Boîtes à salade, sacs, pots à dessert, barquettes, gobelets, emballages pâtissiers, contenants traiteur… Les emballages alimentaires font partie du quotidien des restaurants, boulangeries-pâtisseries, traiteurs, snacks, hôtels et commerces alimentaires.
Mais leur cadre réglementaire évolue. Le règlement européen sur les emballages et les déchets d’emballages, appelé PPWR, entrera en application à partir du 12 août 2026. Il fixe notamment de nouvelles exigences de recyclabilité, avec un cap important à horizon 2030.
Pour les professionnels, l’enjeu est clair : commencer dès maintenant à vérifier les emballages utilisés, interroger les fournisseurs et anticiper les évolutions à venir.
Pourquoi les emballages deviennent un sujet stratégique
Avec le développement de la vente à emporter, du snacking, de la livraison et des formats nomades, les emballages sont devenus indispensables.

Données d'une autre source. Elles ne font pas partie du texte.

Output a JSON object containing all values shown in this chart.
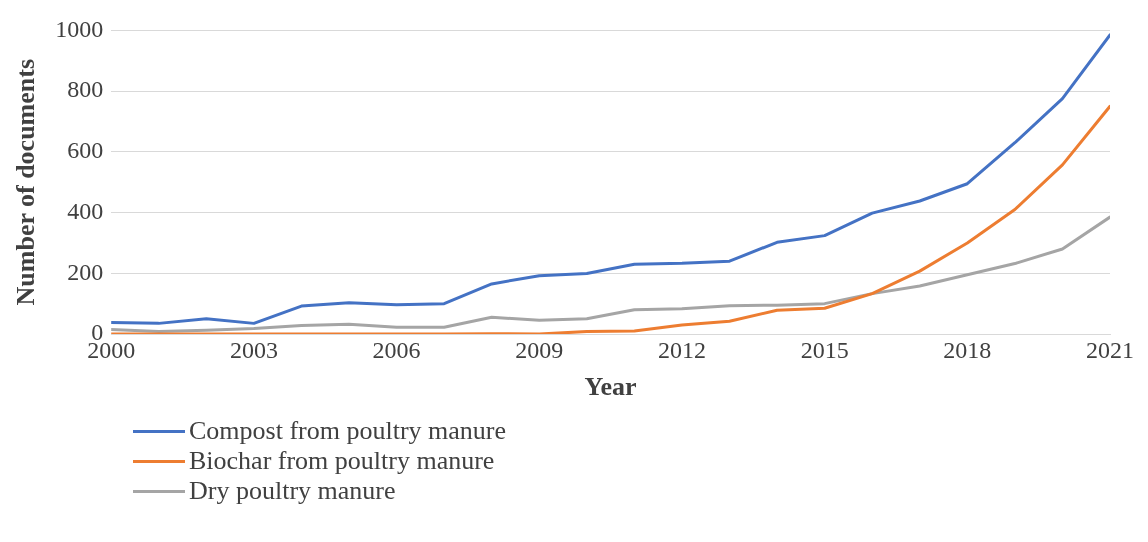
{
  "chart_data": {
    "type": "line",
    "xlabel": "Year",
    "ylabel": "Number of documents",
    "x": [
      2000,
      2001,
      2002,
      2003,
      2004,
      2005,
      2006,
      2007,
      2008,
      2009,
      2010,
      2011,
      2012,
      2013,
      2014,
      2015,
      2016,
      2017,
      2018,
      2019,
      2020,
      2021
    ],
    "series": [
      {
        "name": "Compost from poultry manure",
        "color": "#4472c4",
        "values": [
          38,
          35,
          50,
          35,
          92,
          103,
          96,
          100,
          165,
          192,
          199,
          230,
          233,
          240,
          302,
          324,
          398,
          438,
          495,
          630,
          775,
          985
        ]
      },
      {
        "name": "Biochar from poultry manure",
        "color": "#ed7d31",
        "values": [
          0,
          0,
          0,
          0,
          0,
          0,
          0,
          0,
          1,
          0,
          8,
          10,
          30,
          42,
          78,
          85,
          133,
          207,
          300,
          410,
          557,
          750
        ]
      },
      {
        "name": "Dry poultry manure",
        "color": "#a5a5a5",
        "values": [
          15,
          8,
          12,
          18,
          28,
          32,
          22,
          22,
          55,
          45,
          50,
          80,
          83,
          93,
          95,
          100,
          133,
          158,
          195,
          232,
          280,
          385
        ]
      }
    ],
    "xlim": [
      2000,
      2021
    ],
    "xticks": [
      2000,
      2003,
      2006,
      2009,
      2012,
      2015,
      2018,
      2021
    ],
    "ylim": [
      0,
      1000
    ],
    "yticks": [
      0,
      200,
      400,
      600,
      800,
      1000
    ],
    "grid": "y",
    "legend": "bottom",
    "marker": "none",
    "line_style": "solid"
  }
}
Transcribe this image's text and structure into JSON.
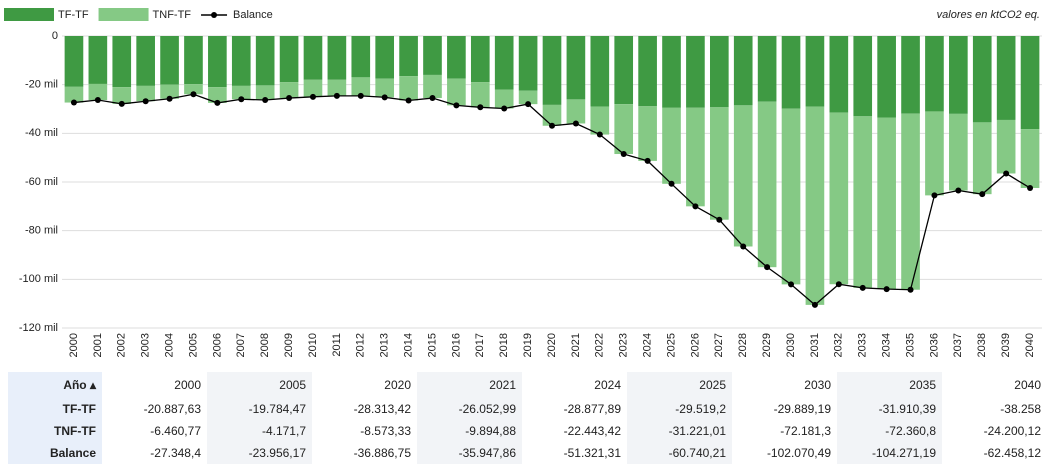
{
  "chart_data": {
    "type": "bar",
    "stacked": true,
    "note": "valores en ktCO2 eq.",
    "categories": [
      "2000",
      "2001",
      "2002",
      "2003",
      "2004",
      "2005",
      "2006",
      "2007",
      "2008",
      "2009",
      "2010",
      "2011",
      "2012",
      "2013",
      "2014",
      "2015",
      "2016",
      "2017",
      "2018",
      "2019",
      "2020",
      "2021",
      "2022",
      "2023",
      "2024",
      "2025",
      "2026",
      "2027",
      "2028",
      "2029",
      "2030",
      "2031",
      "2032",
      "2033",
      "2034",
      "2035",
      "2036",
      "2037",
      "2038",
      "2039",
      "2040"
    ],
    "series": [
      {
        "name": "TF-TF",
        "color": "#3f9a43",
        "values": [
          -20887.63,
          -19700,
          -21000,
          -20500,
          -20000,
          -19784.47,
          -21000,
          -20500,
          -20300,
          -19000,
          -18000,
          -18000,
          -17000,
          -17500,
          -16500,
          -16000,
          -17500,
          -19000,
          -22000,
          -22500,
          -28313.42,
          -26052.99,
          -29000,
          -28000,
          -28877.89,
          -29519.2,
          -29500,
          -29300,
          -28500,
          -27000,
          -29889.19,
          -29000,
          -31500,
          -33000,
          -33500,
          -31910.39,
          -31000,
          -32000,
          -35500,
          -34500,
          -38258
        ]
      },
      {
        "name": "TNF-TF",
        "color": "#85c985",
        "values": [
          -6460.77,
          -6600,
          -6900,
          -6300,
          -5800,
          -4171.7,
          -6500,
          -5500,
          -6000,
          -6500,
          -7000,
          -6600,
          -7600,
          -7700,
          -10000,
          -9500,
          -11000,
          -10300,
          -7800,
          -5500,
          -8573.33,
          -9894.88,
          -11500,
          -20500,
          -22443.42,
          -31221.01,
          -40500,
          -46200,
          -58000,
          -68000,
          -72181.3,
          -81500,
          -70500,
          -70500,
          -70500,
          -72360.8,
          -34500,
          -31500,
          -29500,
          -22000,
          -24200.12
        ]
      },
      {
        "name": "Balance",
        "type": "line",
        "color": "#000000",
        "values": [
          -27348.4,
          -26300,
          -27900,
          -26800,
          -25800,
          -23956.17,
          -27500,
          -26000,
          -26300,
          -25500,
          -25000,
          -24600,
          -24600,
          -25200,
          -26500,
          -25500,
          -28500,
          -29300,
          -29800,
          -28000,
          -36886.75,
          -35947.86,
          -40500,
          -48500,
          -51321.31,
          -60740.21,
          -70000,
          -75500,
          -86500,
          -95000,
          -102070.49,
          -110500,
          -102000,
          -103500,
          -104000,
          -104271.19,
          -65500,
          -63500,
          -65000,
          -56500,
          -62458.12
        ]
      }
    ],
    "ylim": [
      -120000,
      0
    ],
    "yticks": [
      {
        "value": 0,
        "label": "0"
      },
      {
        "value": -20000,
        "label": "-20 mil"
      },
      {
        "value": -40000,
        "label": "-40 mil"
      },
      {
        "value": -60000,
        "label": "-60 mil"
      },
      {
        "value": -80000,
        "label": "-80 mil"
      },
      {
        "value": -100000,
        "label": "-100 mil"
      },
      {
        "value": -120000,
        "label": "-120 mil"
      }
    ],
    "grid": true,
    "legend": "top-left"
  },
  "table": {
    "header": [
      "Año ▴",
      "2000",
      "2005",
      "2020",
      "2021",
      "2024",
      "2025",
      "2030",
      "2035",
      "2040"
    ],
    "rows": [
      [
        "TF-TF",
        "-20.887,63",
        "-19.784,47",
        "-28.313,42",
        "-26.052,99",
        "-28.877,89",
        "-29.519,2",
        "-29.889,19",
        "-31.910,39",
        "-38.258"
      ],
      [
        "TNF-TF",
        "-6.460,77",
        "-4.171,7",
        "-8.573,33",
        "-9.894,88",
        "-22.443,42",
        "-31.221,01",
        "-72.181,3",
        "-72.360,8",
        "-24.200,12"
      ],
      [
        "Balance",
        "-27.348,4",
        "-23.956,17",
        "-36.886,75",
        "-35.947,86",
        "-51.321,31",
        "-60.740,21",
        "-102.070,49",
        "-104.271,19",
        "-62.458,12"
      ]
    ]
  }
}
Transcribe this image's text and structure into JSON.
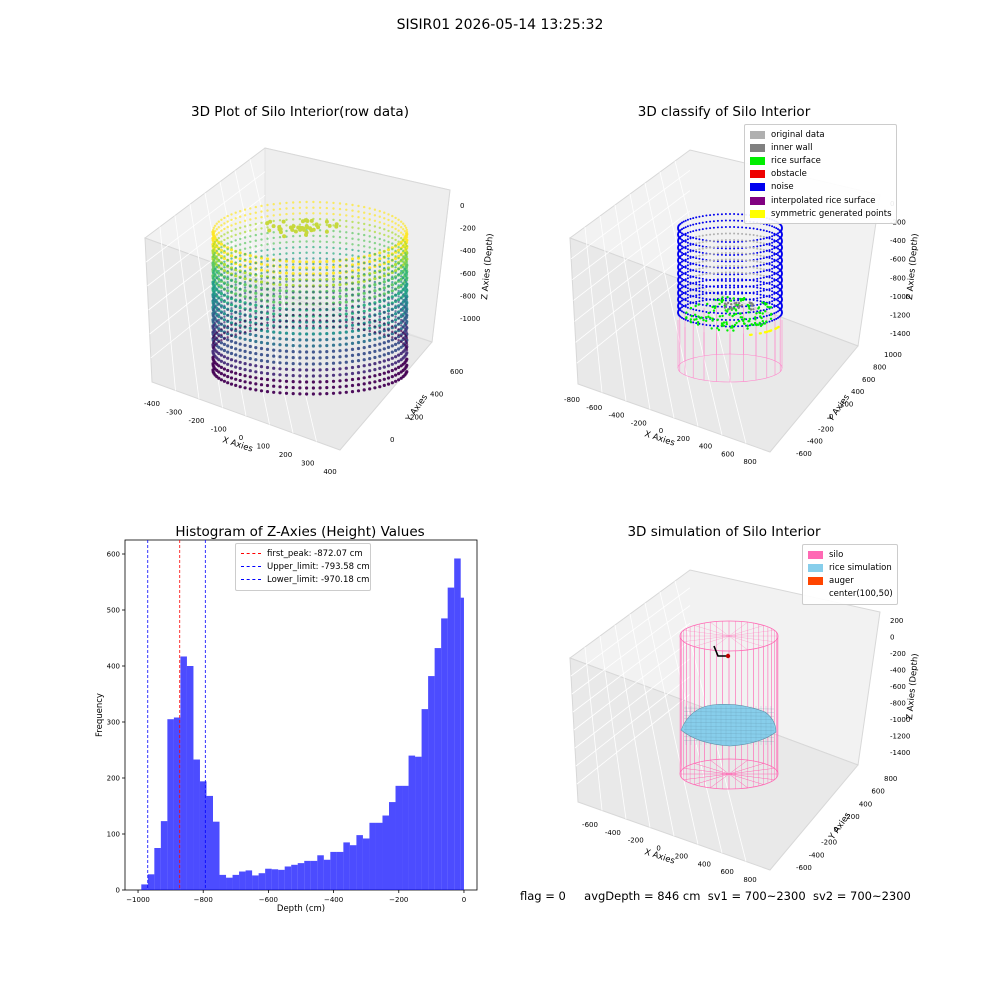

Ils protègent les produits, facilitent le transport, garantissent l’hygiène et participent à l’image de l’établissement. Mais ils représentent aussi une source importante de déchets.
Pour les clients, l’emballage est de plus en plus visible. Un packaging trop volumineux, difficile à trier ou peu cohérent avec les engagements de l’établissement peut nuire à la perception de la marque.
Le sujet touche donc à plusieurs enjeux :
- la conformité réglementaire ;
- la réduction des déchets ;
- les achats ;
- le coût matière ;
- la communication client ;
- la démarche RSE.
Le règlement PPWR : ce qu’il faut retenir
Le règlement européen PPWR vise à réduire les déchets d’emballages et à améliorer leur recyclabilité dans l’Union européenne.
Contrairement à une directive, un règlement européen s’applique directement dans les États membres. Les professionnels de l’alimentaire doivent donc suivre progressivement ses nouvelles exigences.
L’article de Process Alimentaire, publié le 1er juin 2026, rappelle que le texte renforce notamment les critères de recyclabilité des emballages. À horizon 2030, les emballages mis sur le marché devront répondre à des exigences plus strictes.
Cela signifie qu’un emballage ne pourra plus être choisi uniquement pour son prix, son esthétique ou sa praticité. Il faudra aussi vérifier sa composition, sa recyclabilité réelle et sa compatibilité avec les filières de tri.
2030 : un cap à anticiper dès maintenant
À partir de 2030, les emballages devront être conçus pour être recyclables selon des critères harmonisés au niveau européen.
Les emballages seront évalués selon leur performance de recyclabilité. Les solutions trop complexes, difficiles à trier ou composées de plusieurs matériaux mal séparables pourraient devenir problématiques.
C’est notamment le cas de certains emballages multicouches, supports plastifiés, films complexes ou contenants combinant plusieurs matières.
Pour les établissements CHR, boulangeries-pâtisseries et traiteurs, le bon réflexe est donc d’anticiper. Attendre la dernière minute pourrait compliquer les achats, augmenter les coûts ou obliger à changer rapidement plusieurs références.
Faire l’inventaire de ses emballages
La première étape consiste à lister tous les emballages utilisés dans l’établissement.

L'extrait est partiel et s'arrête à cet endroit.